2) Then run the script '**luigi_pipeline.py**'.
**Files location:**

**./**:open_file_folder:Luigi_ETL

   └── :file_folder:Pipeline

            ├── :page_facing_up:luigi_pipeline.py

            └── :file_folder:My_Beautiful_Tasks.py

                     └── :file_folder:Configuration

                              └── :page_facing_up:luigi_config.cfg

Please note that rows with optional parameters can be removed from the 'luigi_config' if you do not need them.

**Example of run script:**
```bash
python3 -B -m .luigi_pipeline.py
```
### Launch with terminal or command line:
First you need to replace the variable '**build**' to variable '**run**' in '**Pipeline_launcher.py**' script,
with removing all the parameters passed to it.

Then you need to clear all parameters in Luigi's task instances that are called in '**luigi_pipeline.py**' script.

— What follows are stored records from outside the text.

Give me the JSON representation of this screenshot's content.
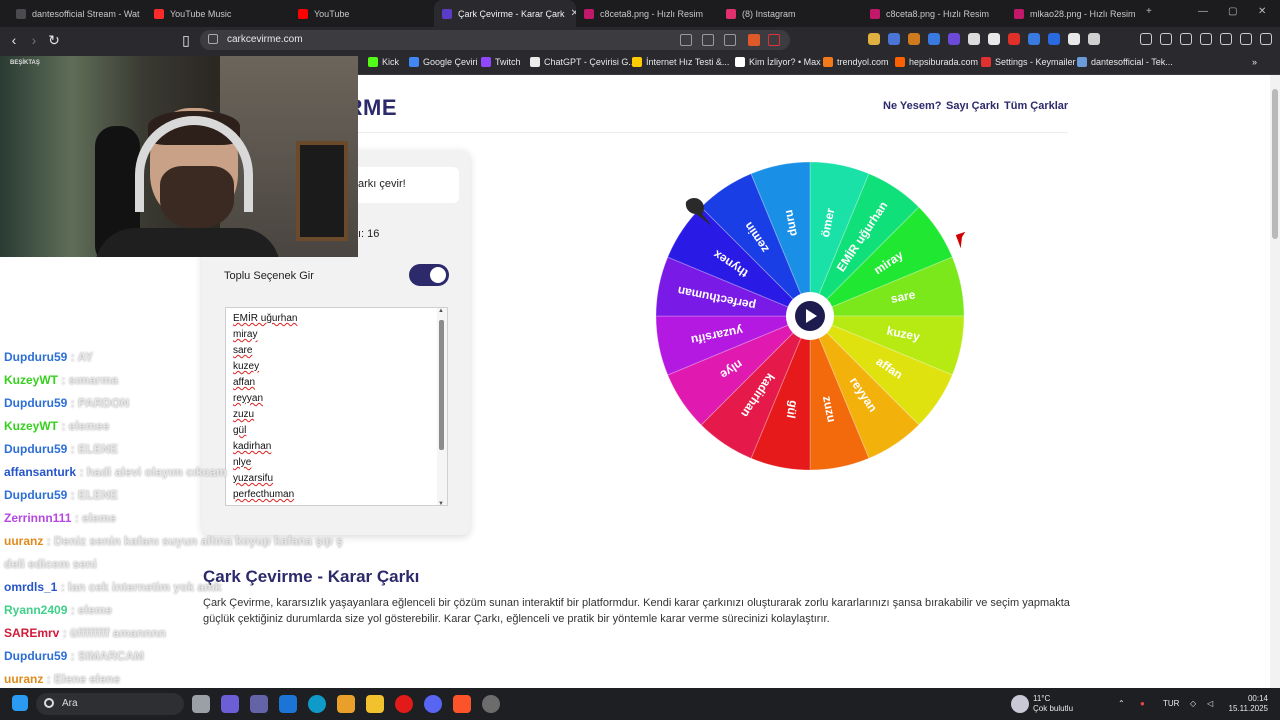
{
  "browser": {
    "tabs": [
      {
        "title": "dantesofficial Stream - Wat",
        "color": "#4a4a4f"
      },
      {
        "title": "YouTube Music",
        "color": "#ff2a2a"
      },
      {
        "title": "YouTube",
        "color": "#ff0000"
      },
      {
        "title": "Çark Çevirme - Karar Çark",
        "color": "#5a3cc8",
        "active": true
      },
      {
        "title": "c8ceta8.png - Hızlı Resim",
        "color": "#c2186a"
      },
      {
        "title": "(8) Instagram",
        "color": "#e1306c"
      },
      {
        "title": "c8ceta8.png - Hızlı Resim",
        "color": "#c2186a"
      },
      {
        "title": "mlkao28.png - Hızlı Resim",
        "color": "#c2186a"
      }
    ],
    "url": "carkcevirme.com",
    "bookmarks": [
      {
        "label": "Kick",
        "color": "#53fc18"
      },
      {
        "label": "Google Çeviri",
        "color": "#4285f4"
      },
      {
        "label": "Twitch",
        "color": "#9146ff"
      },
      {
        "label": "ChatGPT - Çevirisi G...",
        "color": "#ececec"
      },
      {
        "label": "İnternet Hız Testi &...",
        "color": "#ffcc00"
      },
      {
        "label": "Kim İzliyor? • Max",
        "color": "#ffffff"
      },
      {
        "label": "trendyol.com",
        "color": "#f27a1a"
      },
      {
        "label": "hepsiburada.com",
        "color": "#ff6000"
      },
      {
        "label": "Settings - Keymailer",
        "color": "#e03030"
      },
      {
        "label": "dantesofficial - Tek...",
        "color": "#6a9ad8"
      }
    ]
  },
  "site": {
    "logo": "IRME",
    "nav": [
      "Ne Yesem?",
      "Sayı Çarkı",
      "Tüm Çarklar"
    ],
    "instruction": "arkı çevir!",
    "count_label": "ı: 16",
    "toggle_label": "Toplu Seçenek Gir",
    "toggle_on": true,
    "options_visible": [
      "EMİR uğurhan",
      "miray",
      "sare",
      "kuzey",
      "affan",
      "reyyan",
      "zuzu",
      "gül",
      "kadirhan",
      "nlye",
      "yuzarsifu",
      "perfecthuman"
    ],
    "heading": "Çark Çevirme - Karar Çarkı",
    "paragraph": "Çark Çevirme, kararsızlık yaşayanlara eğlenceli bir çözüm sunan interaktif bir platformdur. Kendi karar çarkınızı oluşturarak zorlu kararlarınızı şansa bırakabilir ve seçim yapmakta güçlük çektiğiniz durumlarda size yol gösterebilir. Karar Çarkı, eğlenceli ve pratik bir yöntemle karar verme sürecinizi kolaylaştırır."
  },
  "wheel": {
    "labels": [
      "ömer",
      "EMİR uğurhan",
      "miray",
      "sare",
      "kuzey",
      "affan",
      "reyyan",
      "zuzu",
      "gül",
      "kadirhan",
      "nlye",
      "yuzarsifu",
      "perfecthuman",
      "thynex",
      "zemin",
      "duru"
    ],
    "colors": [
      "#19e1a8",
      "#10e07a",
      "#20e832",
      "#7ae81a",
      "#b7ea13",
      "#dfe20e",
      "#f3b10c",
      "#f36a0c",
      "#e61a1a",
      "#e61a4a",
      "#e019b0",
      "#b319e0",
      "#7a1ae6",
      "#2a1ae6",
      "#1a3ee6",
      "#1a8fe6"
    ]
  },
  "stream_overlay": {
    "cam_banner": "BEŞİKTAŞ",
    "chat": [
      {
        "user": "Dupduru59",
        "text": "AY",
        "color": "#2d6fd6"
      },
      {
        "user": "KuzeyWT",
        "text": "sımarma",
        "color": "#36d11d"
      },
      {
        "user": "Dupduru59",
        "text": "PARDON",
        "color": "#2d6fd6"
      },
      {
        "user": "KuzeyWT",
        "text": "elemee",
        "color": "#36d11d"
      },
      {
        "user": "Dupduru59",
        "text": "ELENE",
        "color": "#2d6fd6"
      },
      {
        "user": "affansanturk",
        "text": "hadi alevi olayım cıkcam",
        "color": "#2555c9"
      },
      {
        "user": "Dupduru59",
        "text": "ELENE",
        "color": "#2d6fd6"
      },
      {
        "user": "Zerrinnn111",
        "text": "eleme",
        "color": "#b548e0"
      },
      {
        "user": "uuranz",
        "text": "Deniz senin kafanı suyun altına koyup kafana şıp ş",
        "color": "#e08a1c"
      },
      {
        "user": "",
        "text": "deli edicem seni",
        "color": "#e08a1c"
      },
      {
        "user": "omrdls_1",
        "text": "lan cek internetim yok amk",
        "color": "#2555c9"
      },
      {
        "user": "Ryann2409",
        "text": "eleme",
        "color": "#3fd08a"
      },
      {
        "user": "SAREmrv",
        "text": "üffffffff amannnn",
        "color": "#d21a3a"
      },
      {
        "user": "Dupduru59",
        "text": "SIMARCAM",
        "color": "#2d6fd6"
      },
      {
        "user": "uuranz",
        "text": "Elene elene",
        "color": "#e08a1c"
      }
    ]
  },
  "taskbar": {
    "search": "Ara",
    "weather_temp": "11°C",
    "weather_text": "Çok bulutlu",
    "lang": "TUR",
    "time": "00:14",
    "date": "15.11.2025"
  }
}
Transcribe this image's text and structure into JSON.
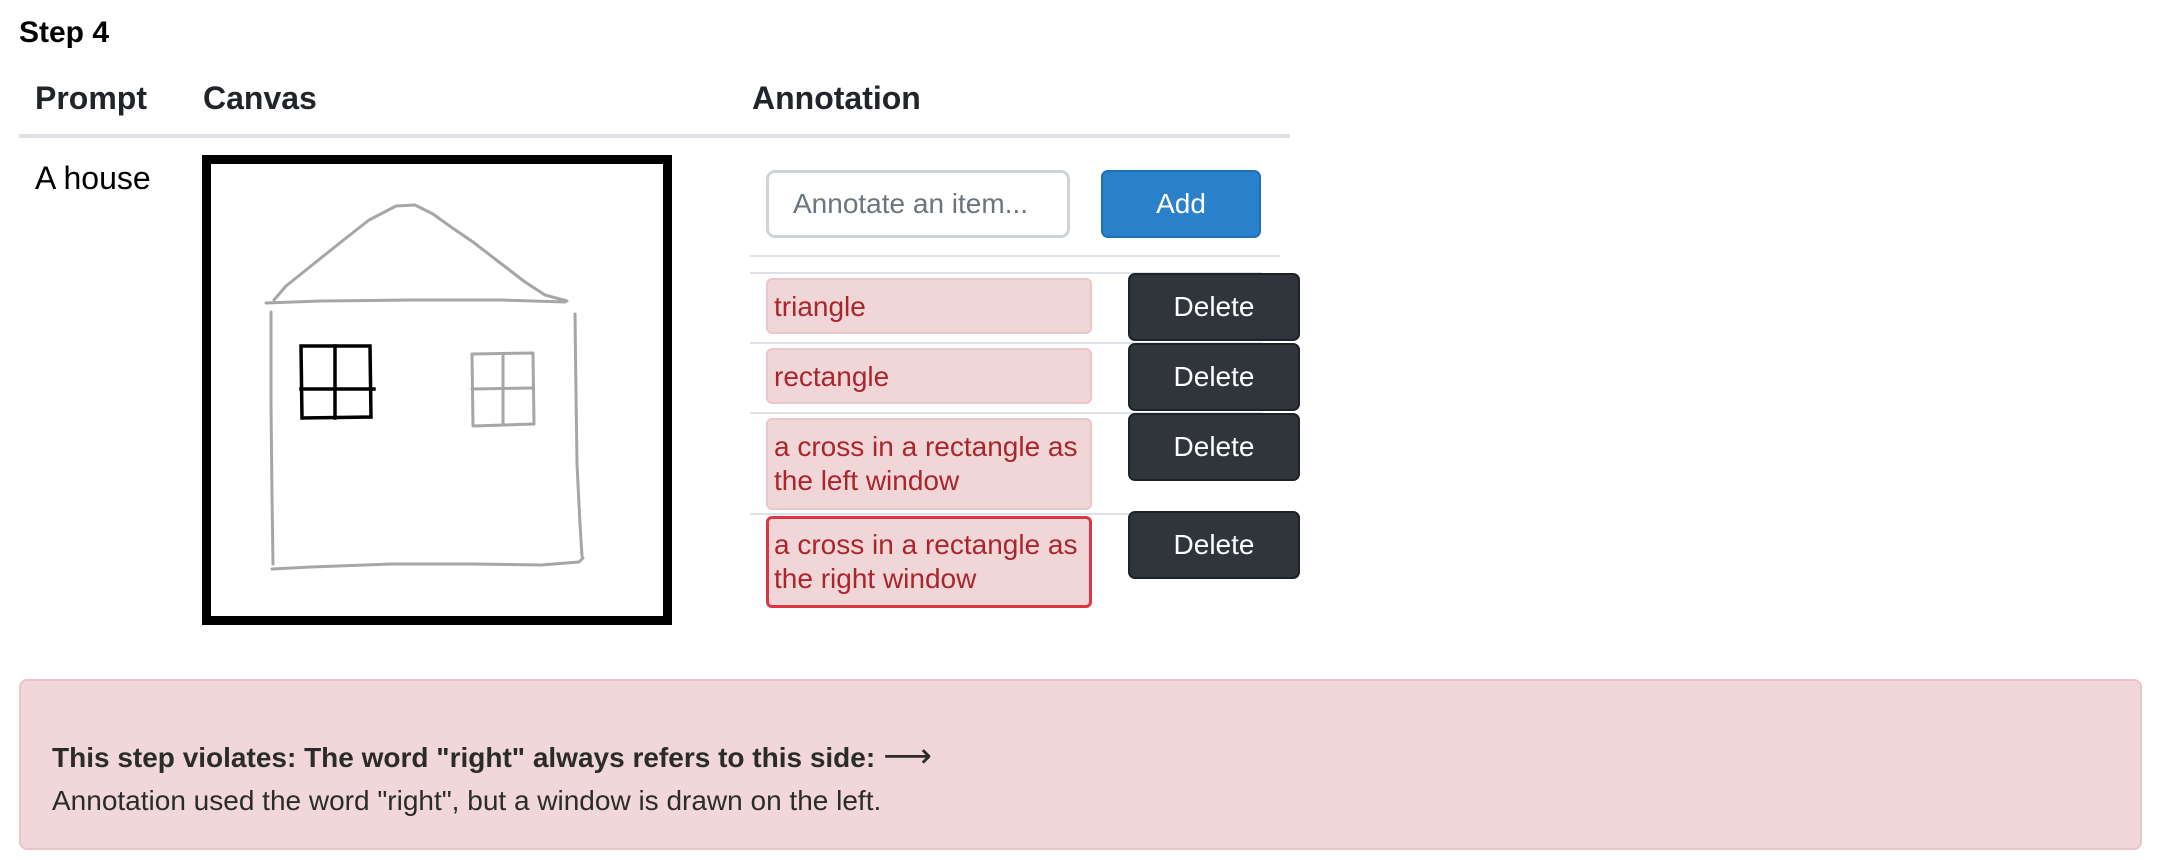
{
  "step": {
    "title": "Step 4"
  },
  "table": {
    "headers": {
      "prompt": "Prompt",
      "canvas": "Canvas",
      "annotation": "Annotation"
    }
  },
  "prompt": {
    "text": "A house"
  },
  "annotation": {
    "input_placeholder": "Annotate an item...",
    "input_value": "",
    "add_label": "Add",
    "items": [
      {
        "label": "triangle",
        "delete_label": "Delete"
      },
      {
        "label": "rectangle",
        "delete_label": "Delete"
      },
      {
        "label": "a cross in a rectangle as the left window",
        "delete_label": "Delete"
      },
      {
        "label": "a cross in a rectangle as the right window",
        "delete_label": "Delete"
      }
    ]
  },
  "alert": {
    "title": "This step violates: The word \"right\" always refers to this side:",
    "arrow": "⟶",
    "message": "Annotation used the word \"right\", but a window is drawn on the left."
  },
  "colors": {
    "add_button": "#2a81ca",
    "delete_button": "#2f353b",
    "annotation_bg": "#f1d6d8",
    "annotation_text": "#a9262d",
    "annotation_active_border": "#dc3545",
    "alert_bg": "#f1d7da",
    "sketch_stroke": "#a6a6a6",
    "highlight_stroke": "#000000"
  }
}
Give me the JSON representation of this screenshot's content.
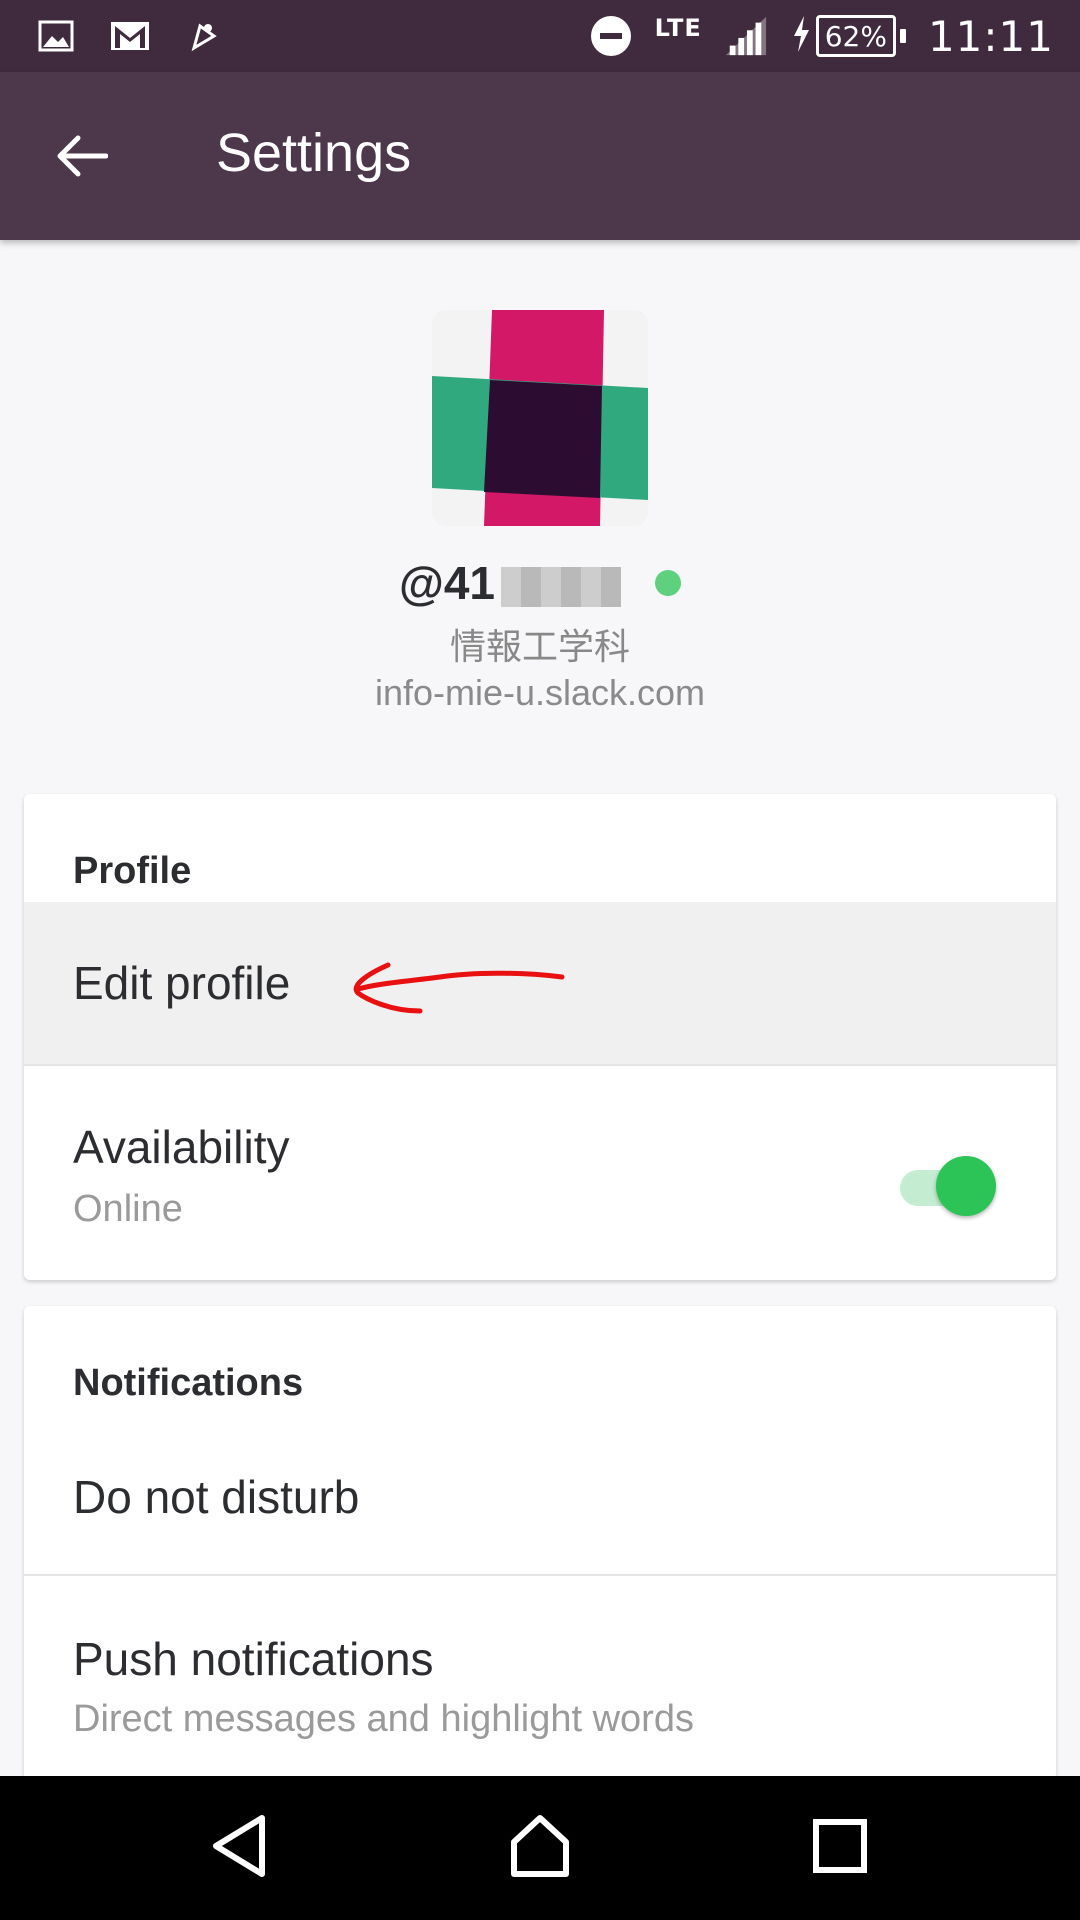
{
  "status_bar": {
    "left_icons": [
      "image-icon",
      "gmail-icon",
      "music-icon"
    ],
    "network": "LTE",
    "battery": "62%",
    "time": "11:11"
  },
  "app_bar": {
    "title": "Settings",
    "back_icon": "arrow-left-icon"
  },
  "profile_header": {
    "username_visible": "@41",
    "presence": "online",
    "team_name": "情報工学科",
    "team_domain": "info-mie-u.slack.com"
  },
  "profile_section": {
    "header": "Profile",
    "edit_label": "Edit profile",
    "availability_label": "Availability",
    "availability_value": "Online",
    "availability_enabled": true
  },
  "notifications_section": {
    "header": "Notifications",
    "dnd_label": "Do not disturb",
    "push_label": "Push notifications",
    "push_value": "Direct messages and highlight words"
  },
  "colors": {
    "status_bar": "#3f2b3d",
    "app_bar": "#4d374b",
    "toggle_on": "#2cc457",
    "presence": "#5fd07e",
    "annotation": "#e81010"
  },
  "nav_bar": [
    "back-triangle-icon",
    "home-icon",
    "recents-icon"
  ]
}
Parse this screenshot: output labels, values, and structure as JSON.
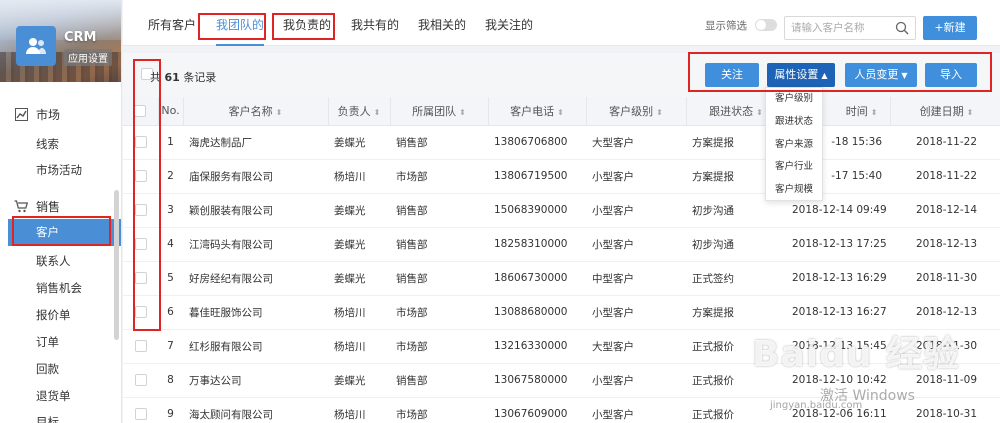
{
  "app": {
    "title": "CRM",
    "subtitle": "应用设置"
  },
  "sidebar": {
    "groups": [
      {
        "label": "市场",
        "icon": "chart-line-icon",
        "items": [
          "线索",
          "市场活动"
        ]
      },
      {
        "label": "销售",
        "icon": "cart-icon",
        "items": [
          "客户",
          "联系人",
          "销售机会",
          "报价单",
          "订单",
          "回款",
          "退货单",
          "目标"
        ]
      }
    ],
    "active_item": "客户"
  },
  "tabs": [
    "所有客户",
    "我团队的",
    "我负责的",
    "我共有的",
    "我相关的",
    "我关注的"
  ],
  "active_tab": "我团队的",
  "filter_label": "显示筛选",
  "search": {
    "placeholder": "请输入客户名称",
    "value": ""
  },
  "new_button": "+新建",
  "toolbar": {
    "total_prefix": "共",
    "total_count": "61",
    "total_suffix": "条记录",
    "follow": "关注",
    "attr_settings": "属性设置",
    "person_change": "人员变更",
    "import": "导入"
  },
  "dropdown_options": [
    "客户级别",
    "跟进状态",
    "客户来源",
    "客户行业",
    "客户规模"
  ],
  "table": {
    "headers": [
      "No.",
      "客户名称",
      "负责人",
      "所属团队",
      "客户电话",
      "客户级别",
      "跟进状态",
      "时间",
      "创建日期"
    ],
    "rows": [
      [
        "1",
        "海虎达制品厂",
        "姜蝶光",
        "销售部",
        "13806706800",
        "大型客户",
        "方案提报",
        "-18 15:36",
        "2018-11-22"
      ],
      [
        "2",
        "庙保服务有限公司",
        "杨培川",
        "市场部",
        "13806719500",
        "小型客户",
        "方案提报",
        "-17 15:40",
        "2018-11-22"
      ],
      [
        "3",
        "颖创服装有限公司",
        "姜蝶光",
        "销售部",
        "15068390000",
        "小型客户",
        "初步沟通",
        "2018-12-14 09:49",
        "2018-12-14"
      ],
      [
        "4",
        "江湾码头有限公司",
        "姜蝶光",
        "销售部",
        "18258310000",
        "小型客户",
        "初步沟通",
        "2018-12-13 17:25",
        "2018-12-13"
      ],
      [
        "5",
        "好房经纪有限公司",
        "姜蝶光",
        "销售部",
        "18606730000",
        "中型客户",
        "正式签约",
        "2018-12-13 16:29",
        "2018-11-30"
      ],
      [
        "6",
        "暮佳旺服饰公司",
        "杨培川",
        "市场部",
        "13088680000",
        "小型客户",
        "方案提报",
        "2018-12-13 16:27",
        "2018-12-13"
      ],
      [
        "7",
        "红杉服有限公司",
        "杨培川",
        "市场部",
        "13216330000",
        "大型客户",
        "正式报价",
        "2018-12-13 15:45",
        "2018-11-30"
      ],
      [
        "8",
        "万事达公司",
        "姜蝶光",
        "销售部",
        "13067580000",
        "小型客户",
        "正式报价",
        "2018-12-10 10:42",
        "2018-11-09"
      ],
      [
        "9",
        "海太顾问有限公司",
        "杨培川",
        "市场部",
        "13067609000",
        "小型客户",
        "正式报价",
        "2018-12-06 16:11",
        "2018-10-31"
      ]
    ]
  },
  "watermark": {
    "brand": "Baidu 经验",
    "url": "jingyan.baidu.com",
    "activation": "激活 Windows"
  },
  "colors": {
    "accent": "#4a8fd6",
    "button": "#3f8fdd",
    "button_dark": "#1e63b6",
    "annotation": "#e02424"
  }
}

After that, you can start Luigi by passing parameters through the terminal, or using a '**start_luigi_etl_pipeline.sh**' script.

**Files location:**

**./**:open_file_folder:Luigi_ETL

   └── :file_folder:Pipeline

            ├── :page_facing_up:luigi_pipeline.py

            ├── :page_facing_up:start_luigi_etl_pipeline.sh

            └── :file_folder:My_Beautiful_Tasks

                     └── :page_facing_up:Pipeline_launcher.py

If Your OS has a bash shell the ETL pipeline can be started using the bash script:
```bash
./start_luigi_etl_pipeline.sh
```
The script contains an example of all the necessary arguments to run.

To launch the pipeline through this script, do not forget to make it executable.
```bash
chmod +x ./start_luigi_etl_pipeline.sh
```
The script can also be run directly with python.

**Example of run script:**
```bash
python3 -B -m luigi_pipeline Load.LoadTask --local-scheduler \
--ExternalData.ExternalData-external-data-path "~/luigi_tasks/ExternalData" \
\
--Extract.ExtractTask-extract-data-path "~/luigi_tasks/ExtractTask" \
--Extract.ExtractTask-extract-file-mask "csv" \
--Extract.ExtractTask-external-data-file-mask "csv" \
--Extract.ExtractTask-drop-list "['column_drop_name', 'column_to_delete']" \
\
--Transform.TransformTask-file-to-transform-path "~/luigi_tasks/TransformTask" \
--Transform.TransformTask-transform-file-mask "json" \
--Transform.TransformTask-transform-parsing-rules-drop "{'column_to_drop': [False, 'NaN', 0]}" \
--Transform.TransformTask-transform-parsing-rules-filter "{'column_to_filter': ['drop_if_not_in_vip', 'drop_too'], 'filter_too': ['0']}" \
--Transform.TransformTask-transform-parsing-rules-vip "{'data_to_save_like_vip': ['vip_value_1, vip_value_2'], 'save_too': ['vip_value_3']}" \
--Transform.TransformTask-date-path-part $(date +%F --date "2022-12-01") \
\
--Load.LoadTask-load-data-path "~/luigi_tasks/LoadTask" \
--Load.LoadTask-load-file-mask "parquet"
```
The example above shows the launch of all tasks.

## Tests:
Tests are embedded inside the pipeline.

***

**Thank you** for your interest in my work.